Many long/short equity managers have highly granular earnings models that can break down company revenue and expenses in minute detail. This allows them to quickly calculate how sales revenue will be impacted by a change in demand, or how costs will be impacted by changes in exchange rates, tariffs, or commodity prices. “Incorporating and correctly analysing data in a timely manner is crucial to gaining a competitive information advantage,” notes Gilmore.
Proprietary analytics have been key drivers of performance across many different hedge fund strategies. A few examples include:
• Commodity Trading Advisors who are continuously tracking and processing price changes across the global markets in futures markets relative to stock indices, commodities, currencies and interest rates.
• Structured credit managers can quickly arrive at a valuation by processing cash flows from millions of mortgages, home prices, servicer foreclosure rates, loan modification algorithms, and unique structures.
• Reinsurance, where millions of insurance policies, home values, and property locations can be evaluated to create a loss probability curve in order to determine an appropriate valuation.
Advancements in trading execution have been focused on eliminating slippage and transaction costs by increasing the speed of trade and properly managing trading based on market liquidity. For example, annual trading costs for some CTAs in the early 2000s were approximately 5 per cent of NAV. Today these costs have been brought reduced to less than 1 per cent. High frequency traders have reduced execution time to milliseconds by locating their offices closer to exchanges and switching from fibre optics to microwave technology.

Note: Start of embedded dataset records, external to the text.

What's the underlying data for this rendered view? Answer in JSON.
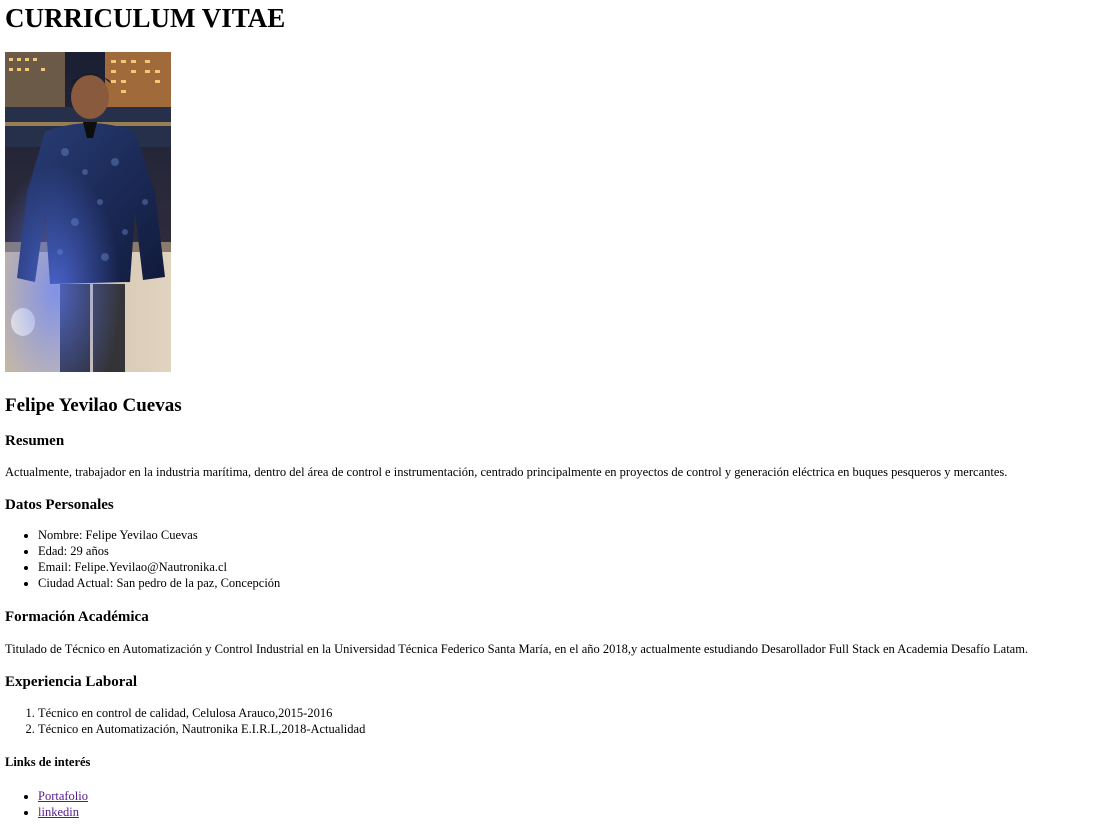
{
  "page": {
    "title": "CURRICULUM VITAE",
    "name": "Felipe Yevilao Cuevas"
  },
  "photo": {
    "icon": "person-photo"
  },
  "resumen": {
    "title": "Resumen",
    "text": "Actualmente, trabajador en la industria marítima, dentro del área de control e instrumentación, centrado principalmente en proyectos de control y generación eléctrica en buques pesqueros y mercantes."
  },
  "datos": {
    "title": "Datos Personales",
    "items": [
      "Nombre: Felipe Yevilao Cuevas",
      "Edad: 29 años",
      "Email: Felipe.Yevilao@Nautronika.cl",
      "Ciudad Actual: San pedro de la paz, Concepción"
    ]
  },
  "formacion": {
    "title": "Formación Académica",
    "text": "Titulado de Técnico en Automatización y Control Industrial en la Universidad Técnica Federico Santa María, en el año 2018,y actualmente estudiando Desarollador Full Stack en Academia Desafío Latam."
  },
  "experiencia": {
    "title": "Experiencia Laboral",
    "items": [
      "Técnico en control de calidad, Celulosa Arauco,2015-2016",
      "Técnico en Automatización, Nautronika E.I.R.L,2018-Actualidad"
    ]
  },
  "links": {
    "title": "Links de interés",
    "items": [
      "Portafolio",
      "linkedin"
    ]
  },
  "colors": {
    "link_visited": "#551a8b",
    "text": "#000000",
    "background": "#ffffff"
  }
}
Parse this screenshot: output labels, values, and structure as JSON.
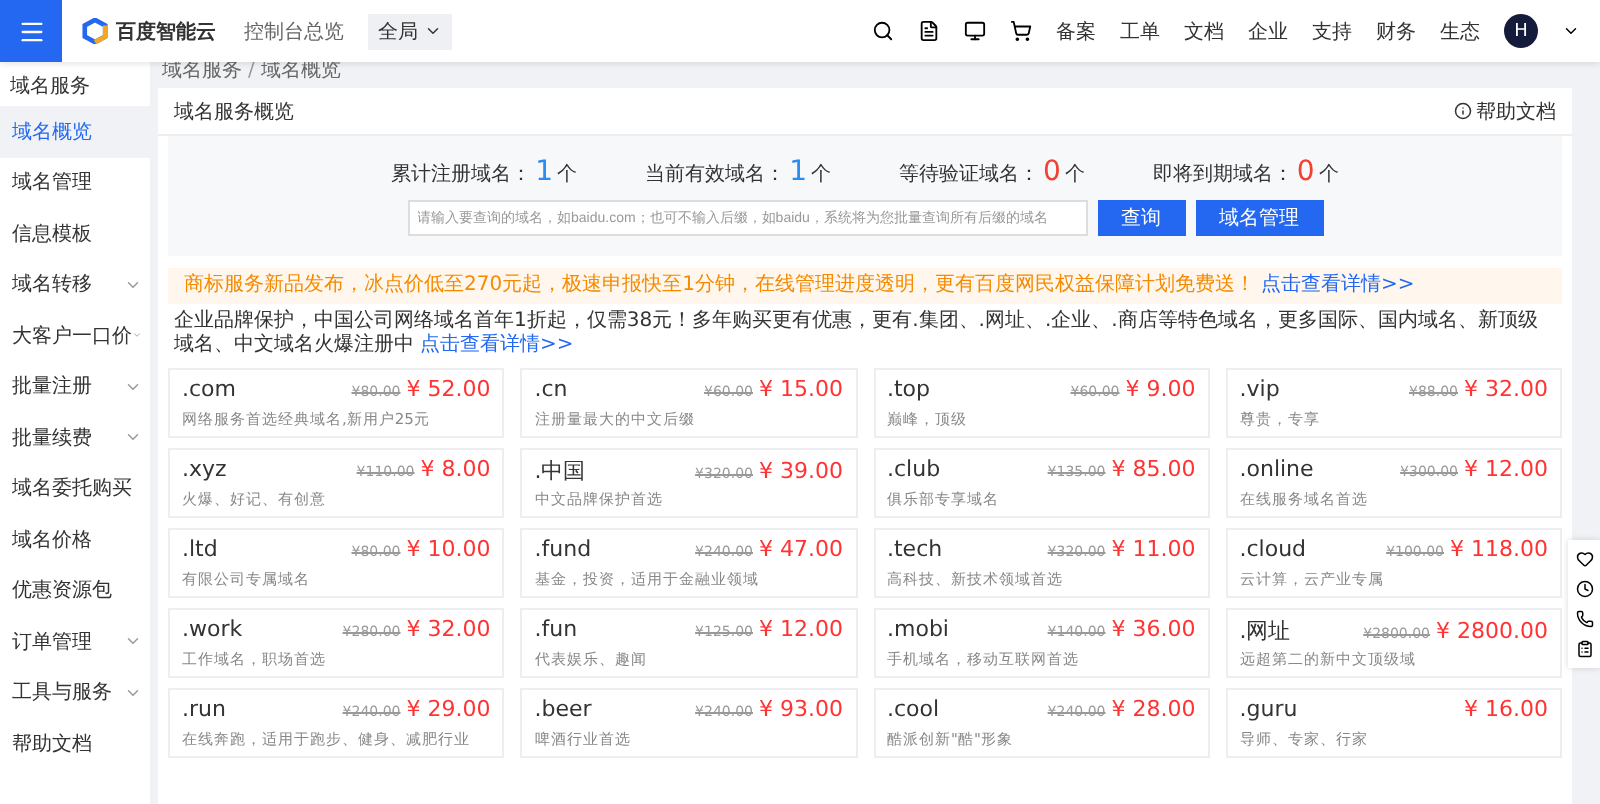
{
  "topbar": {
    "logo": "百度智能云",
    "console": "控制台总览",
    "region": "全局",
    "menu": [
      "备案",
      "工单",
      "文档",
      "企业",
      "支持",
      "财务",
      "生态"
    ],
    "avatar": "H"
  },
  "sidebar": {
    "title": "域名服务",
    "items": [
      {
        "label": "域名概览",
        "selected": true,
        "expandable": false
      },
      {
        "label": "域名管理",
        "selected": false,
        "expandable": false
      },
      {
        "label": "信息模板",
        "selected": false,
        "expandable": false
      },
      {
        "label": "域名转移",
        "selected": false,
        "expandable": true
      },
      {
        "label": "大客户一口价",
        "selected": false,
        "expandable": true
      },
      {
        "label": "批量注册",
        "selected": false,
        "expandable": true
      },
      {
        "label": "批量续费",
        "selected": false,
        "expandable": true
      },
      {
        "label": "域名委托购买",
        "selected": false,
        "expandable": false
      },
      {
        "label": "域名价格",
        "selected": false,
        "expandable": false
      },
      {
        "label": "优惠资源包",
        "selected": false,
        "expandable": false
      },
      {
        "label": "订单管理",
        "selected": false,
        "expandable": true
      },
      {
        "label": "工具与服务",
        "selected": false,
        "expandable": true
      },
      {
        "label": "帮助文档",
        "selected": false,
        "expandable": false
      }
    ]
  },
  "breadcrumb": {
    "items": [
      "域名服务",
      "域名概览"
    ],
    "separator": "/"
  },
  "header": {
    "title": "域名服务概览",
    "help": "帮助文档"
  },
  "stats": [
    {
      "label": "累计注册域名：",
      "value": "1",
      "unit": "个",
      "color": "#2a8cf0"
    },
    {
      "label": "当前有效域名：",
      "value": "1",
      "unit": "个",
      "color": "#2a8cf0"
    },
    {
      "label": "等待验证域名：",
      "value": "0",
      "unit": "个",
      "color": "#f04134"
    },
    {
      "label": "即将到期域名：",
      "value": "0",
      "unit": "个",
      "color": "#f04134"
    }
  ],
  "search": {
    "placeholder": "请输入要查询的域名，如baidu.com；也可不输入后缀，如baidu，系统将为您批量查询所有后缀的域名",
    "buttons": [
      "查询",
      "域名管理"
    ]
  },
  "notices": [
    {
      "text": "商标服务新品发布，冰点价低至270元起，极速申报快至1分钟，在线管理进度透明，更有百度网民权益保障计划免费送！",
      "link": "点击查看详情>>",
      "kind": "warning"
    },
    {
      "text": "企业品牌保护，中国公司网络域名首年1折起，仅需38元！多年购买更有优惠，更有.集团、.网址、.企业、.商店等特色域名，更多国际、国内域名、新顶级域名、中文域名火爆注册中",
      "link": "点击查看详情>>",
      "kind": "plain"
    }
  ],
  "domains": [
    {
      "name": ".com",
      "old": "¥80.00",
      "price": "¥ 52.00",
      "desc": "网络服务首选经典域名,新用户25元"
    },
    {
      "name": ".cn",
      "old": "¥60.00",
      "price": "¥ 15.00",
      "desc": "注册量最大的中文后缀"
    },
    {
      "name": ".top",
      "old": "¥60.00",
      "price": "¥ 9.00",
      "desc": "巅峰，顶级"
    },
    {
      "name": ".vip",
      "old": "¥88.00",
      "price": "¥ 32.00",
      "desc": "尊贵，专享"
    },
    {
      "name": ".xyz",
      "old": "¥110.00",
      "price": "¥ 8.00",
      "desc": "火爆、好记、有创意"
    },
    {
      "name": ".中国",
      "old": "¥320.00",
      "price": "¥ 39.00",
      "desc": "中文品牌保护首选"
    },
    {
      "name": ".club",
      "old": "¥135.00",
      "price": "¥ 85.00",
      "desc": "俱乐部专享域名"
    },
    {
      "name": ".online",
      "old": "¥300.00",
      "price": "¥ 12.00",
      "desc": "在线服务域名首选"
    },
    {
      "name": ".ltd",
      "old": "¥80.00",
      "price": "¥ 10.00",
      "desc": "有限公司专属域名"
    },
    {
      "name": ".fund",
      "old": "¥240.00",
      "price": "¥ 47.00",
      "desc": "基金，投资，适用于金融业领域"
    },
    {
      "name": ".tech",
      "old": "¥320.00",
      "price": "¥ 11.00",
      "desc": "高科技、新技术领域首选"
    },
    {
      "name": ".cloud",
      "old": "¥100.00",
      "price": "¥ 118.00",
      "desc": "云计算，云产业专属"
    },
    {
      "name": ".work",
      "old": "¥280.00",
      "price": "¥ 32.00",
      "desc": "工作域名，职场首选"
    },
    {
      "name": ".fun",
      "old": "¥125.00",
      "price": "¥ 12.00",
      "desc": "代表娱乐、趣闻"
    },
    {
      "name": ".mobi",
      "old": "¥140.00",
      "price": "¥ 36.00",
      "desc": "手机域名，移动互联网首选"
    },
    {
      "name": ".网址",
      "old": "¥2800.00",
      "price": "¥ 2800.00",
      "desc": "远超第二的新中文顶级域"
    },
    {
      "name": ".run",
      "old": "¥240.00",
      "price": "¥ 29.00",
      "desc": "在线奔跑，适用于跑步、健身、减肥行业"
    },
    {
      "name": ".beer",
      "old": "¥240.00",
      "price": "¥ 93.00",
      "desc": "啤酒行业首选"
    },
    {
      "name": ".cool",
      "old": "¥240.00",
      "price": "¥ 28.00",
      "desc": "酷派创新\"酷\"形象"
    },
    {
      "name": ".guru",
      "price": "¥ 16.00",
      "desc": "导师、专家、行家"
    }
  ]
}
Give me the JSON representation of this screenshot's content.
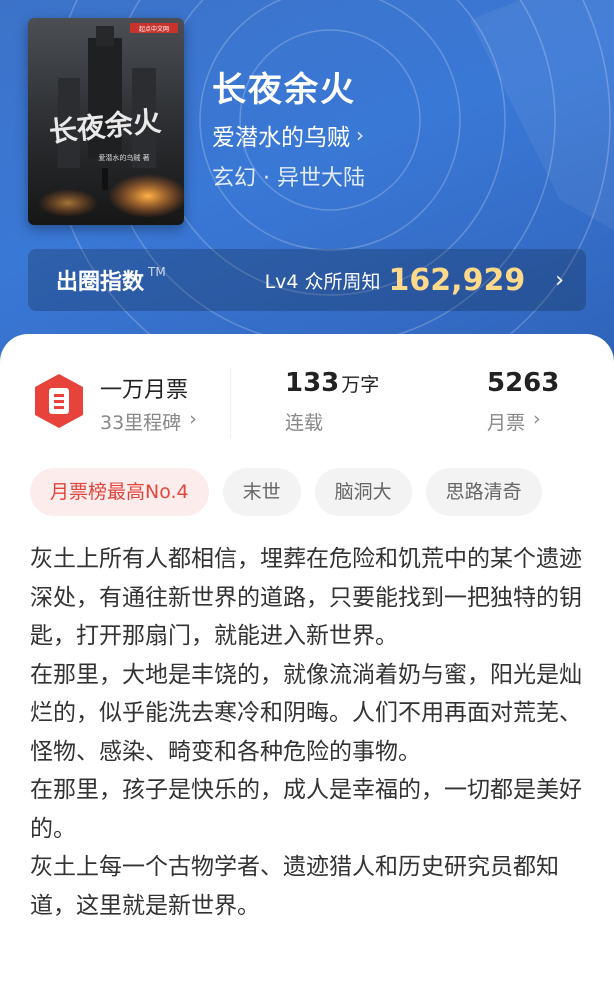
{
  "book": {
    "title": "长夜余火",
    "author": "爱潜水的乌贼",
    "genre": "玄幻 · 异世大陆",
    "cover": {
      "title": "长夜余火",
      "author_line": "爱潜水的乌贼 著",
      "publisher": "起点中文网"
    }
  },
  "circle_index": {
    "label": "出圈指数",
    "tm": "TM",
    "level": "Lv4 众所周知",
    "value": "162,929"
  },
  "stats": {
    "badge_main": "一万月票",
    "badge_sub": "33里程碑",
    "words_value": "133",
    "words_unit": "万字",
    "words_label": "连载",
    "tickets_value": "5263",
    "tickets_label": "月票"
  },
  "tags": [
    "月票榜最高No.4",
    "末世",
    "脑洞大",
    "思路清奇"
  ],
  "synopsis": [
    "灰土上所有人都相信，埋葬在危险和饥荒中的某个遗迹深处，有通往新世界的道路，只要能找到一把独特的钥匙，打开那扇门，就能进入新世界。",
    "在那里，大地是丰饶的，就像流淌着奶与蜜，阳光是灿烂的，似乎能洗去寒冷和阴晦。人们不用再面对荒芜、怪物、感染、畸变和各种危险的事物。",
    "在那里，孩子是快乐的，成人是幸福的，一切都是美好的。",
    "灰土上每一个古物学者、遗迹猎人和历史研究员都知道，这里就是新世界。"
  ],
  "colors": {
    "hero_blue": "#3a78d6",
    "accent_gold": "#ffd98a",
    "badge_red": "#e8433a"
  }
}
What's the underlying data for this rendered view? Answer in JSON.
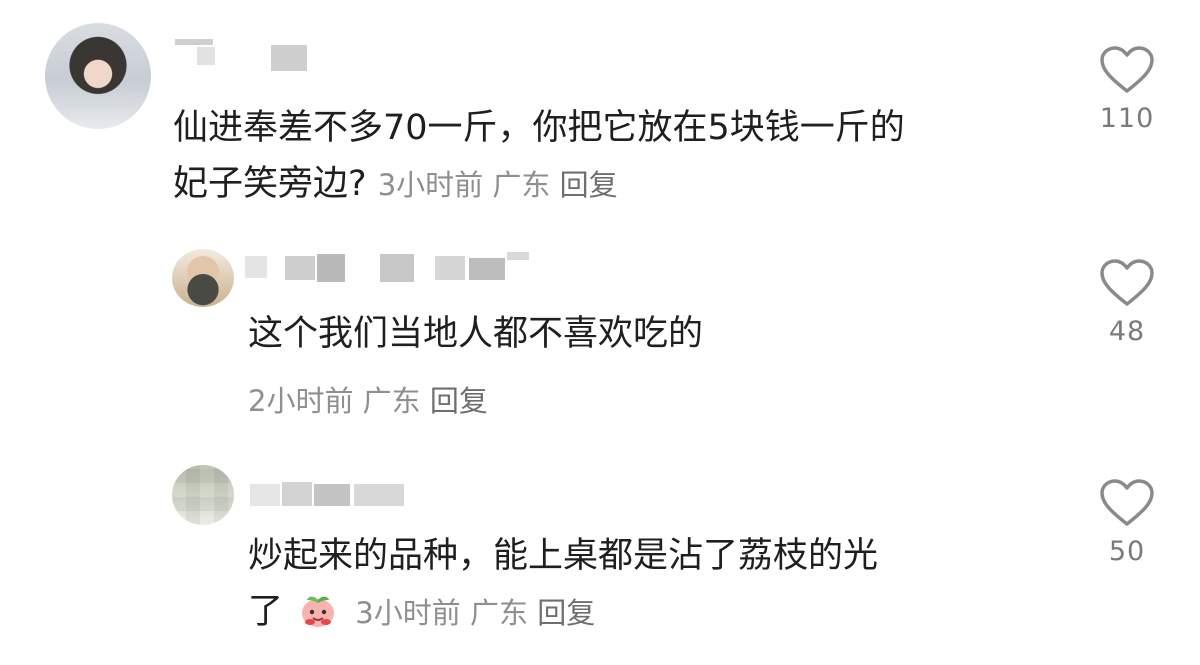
{
  "comments": [
    {
      "text_line1": "仙进奉差不多70一斤，你把它放在5块钱一斤的",
      "text_line2": "妃子笑旁边?",
      "time": "3小时前",
      "location": "广东",
      "reply": "回复",
      "likes": "110"
    },
    {
      "text": "这个我们当地人都不喜欢吃的",
      "time": "2小时前",
      "location": "广东",
      "reply": "回复",
      "likes": "48"
    },
    {
      "text_line1": "炒起来的品种，能上桌都是沾了荔枝的光",
      "text_line2": "了",
      "time": "3小时前",
      "location": "广东",
      "reply": "回复",
      "likes": "50"
    }
  ],
  "icons": {
    "like": "heart-outline-icon",
    "emoji": "peach-emoji-icon"
  },
  "colors": {
    "text": "#1f1f1f",
    "meta": "#8f8f8f",
    "icon": "#8a8a8a"
  }
}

Historically portfolio risk management meant being equally weighted in positions diversified across a number of different securities, sectors and markets. Over time many investors began to weight securities based on expected return.
Today many managers have adopted Risk Parity (or risk premia parity) an approach to investment portfolio management which focuses on allocation of risk, usually defined as volatility, rather than allocation of capital. By focusing on the volatility contribution of a security to a portfolio, a security that has twice the price volatility of another security would have half the dollar weighting. Risk managers have also adopted a preference for correlation analysis over attempts to diversify based upon the sector or market of a security. This analysis focuses on both current and historical security volatilities and correlations and includes stress testing and scenario analysis across the portfolio which shows how the portfolio will perform during a market sell-off or rising interest rates scenario.